Autor: Mit GERALD BERGER sprach IRMGARD LEHMANN

Seit wann ist Ihnen die Verschandelung bekannt?

Letzte Woche habe ich es vernommen und gleich mit der SBB als Besitzerin der Grandfey-Brücke Kontakt aufgenommen. Sowohl die SBB wie auch die Gemeinden Düdingen und Granges-Paccot haben keine Order gegeben, so was zu tun. Niemand weiss, wer dahintersteckt.Die beiden Handläufe sind professionell angelegt. Eine Tat, die Zeit und Geld kostete. Ich schätze, mehrere tausend Franken. Wie das geschehen konnte, ohne dass jemand die Aktion bemerkt, ist unverständlich und mysteriös.

Was werden Sie tun?

Wir gehen der Sache nach, bis die Täterschaft gefunden ist und reichen allenfalls eine Strafklage gegen Unbekannt ein.

An der Skulptur hat aber kaum jemand so richtig Gefallen gefunden. Wussten Sie das?

Ja, wir waren orientiert. Aber warum so viel Geschrei? Das Kunstwerk steht seit 1988 und ein Unfall ist nie passiert.

Was geschieht mit den Handläufen?

Das Kunstwerk, das einen hohen Wert hat, werden wir so oder so wieder instand setzen. Das ist keine Frage.

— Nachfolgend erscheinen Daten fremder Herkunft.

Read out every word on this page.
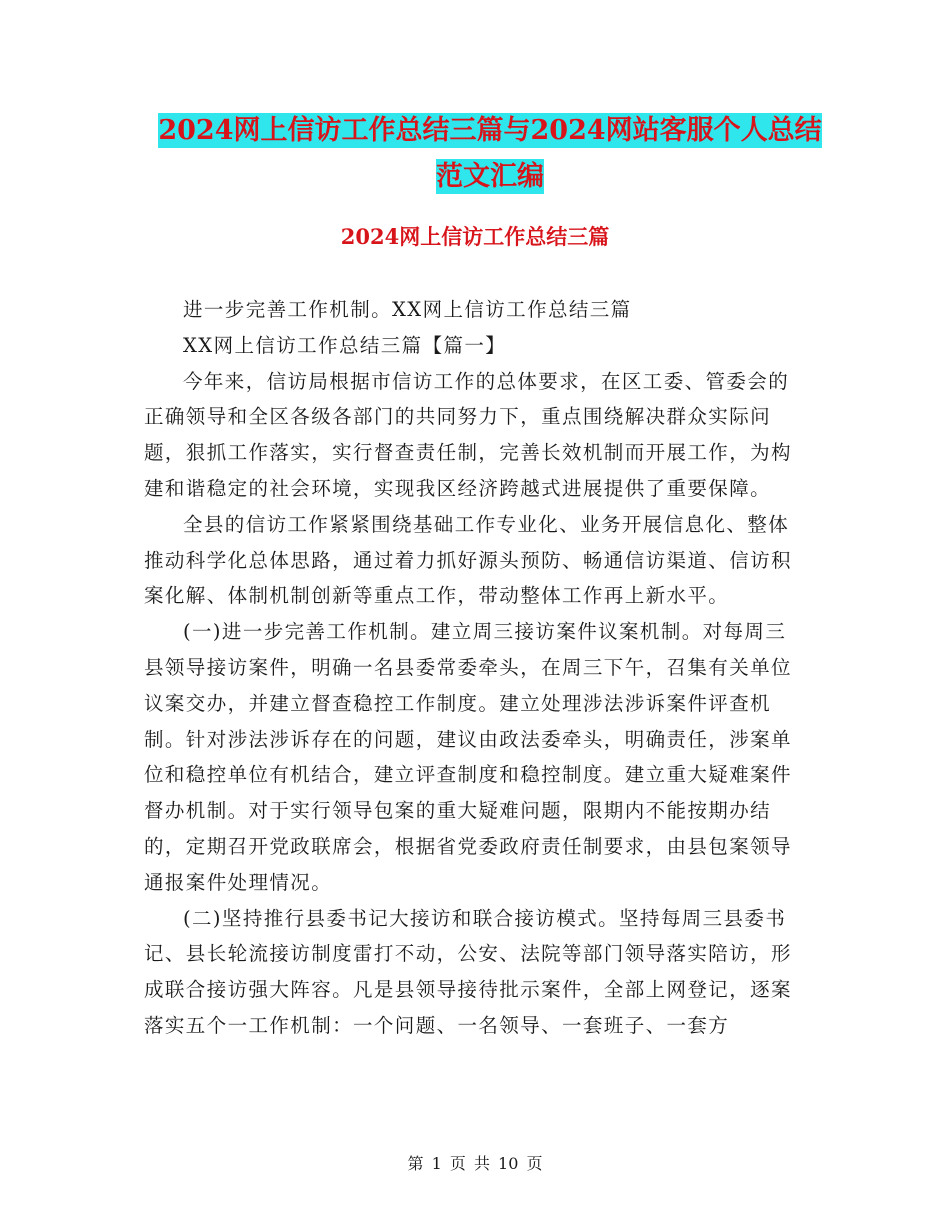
2024网上信访工作总结三篇与2024网站客服个人总结
范文汇编
2024网上信访工作总结三篇

进一步完善工作机制。XX网上信访工作总结三篇

XX网上信访工作总结三篇【篇一】

今年来，信访局根据市信访工作的总体要求，在区工委、管委会的正确领导和全区各级各部门的共同努力下，重点围绕解决群众实际问题，狠抓工作落实，实行督查责任制，完善长效机制而开展工作，为构建和谐稳定的社会环境，实现我区经济跨越式进展提供了重要保障。

全县的信访工作紧紧围绕基础工作专业化、业务开展信息化、整体推动科学化总体思路，通过着力抓好源头预防、畅通信访渠道、信访积案化解、体制机制创新等重点工作，带动整体工作再上新水平。

(一)进一步完善工作机制。建立周三接访案件议案机制。对每周三县领导接访案件，明确一名县委常委牵头，在周三下午，召集有关单位议案交办，并建立督查稳控工作制度。建立处理涉法涉诉案件评查机制。针对涉法涉诉存在的问题，建议由政法委牵头，明确责任，涉案单位和稳控单位有机结合，建立评查制度和稳控制度。建立重大疑难案件督办机制。对于实行领导包案的重大疑难问题，限期内不能按期办结的，定期召开党政联席会，根据省党委政府责任制要求，由县包案领导通报案件处理情况。

(二)坚持推行县委书记大接访和联合接访模式。坚持每周三县委书记、县长轮流接访制度雷打不动，公安、法院等部门领导落实陪访，形成联合接访强大阵容。凡是县领导接待批示案件，全部上网登记，逐案落实五个一工作机制：一个问题、一名领导、一套班子、一套方

第 1 页 共 10 页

Hat der Kanton die Skulptur versichert?

Es besteht eine Grundversicherung, die einen Schaden bis zu einer halben Million Franken deckt. Diese haben wir auch für andere Kunstwerke wie etwa für die Plastik «Der grosse Mond» von Niki de Saint Phalle im Garten des Museums für Kunst und Geschichte abgeschlossen.Eine umfassende Versicherung abzuschliessen, ist jedoch nicht möglich. Sie wäre unbezahlbar.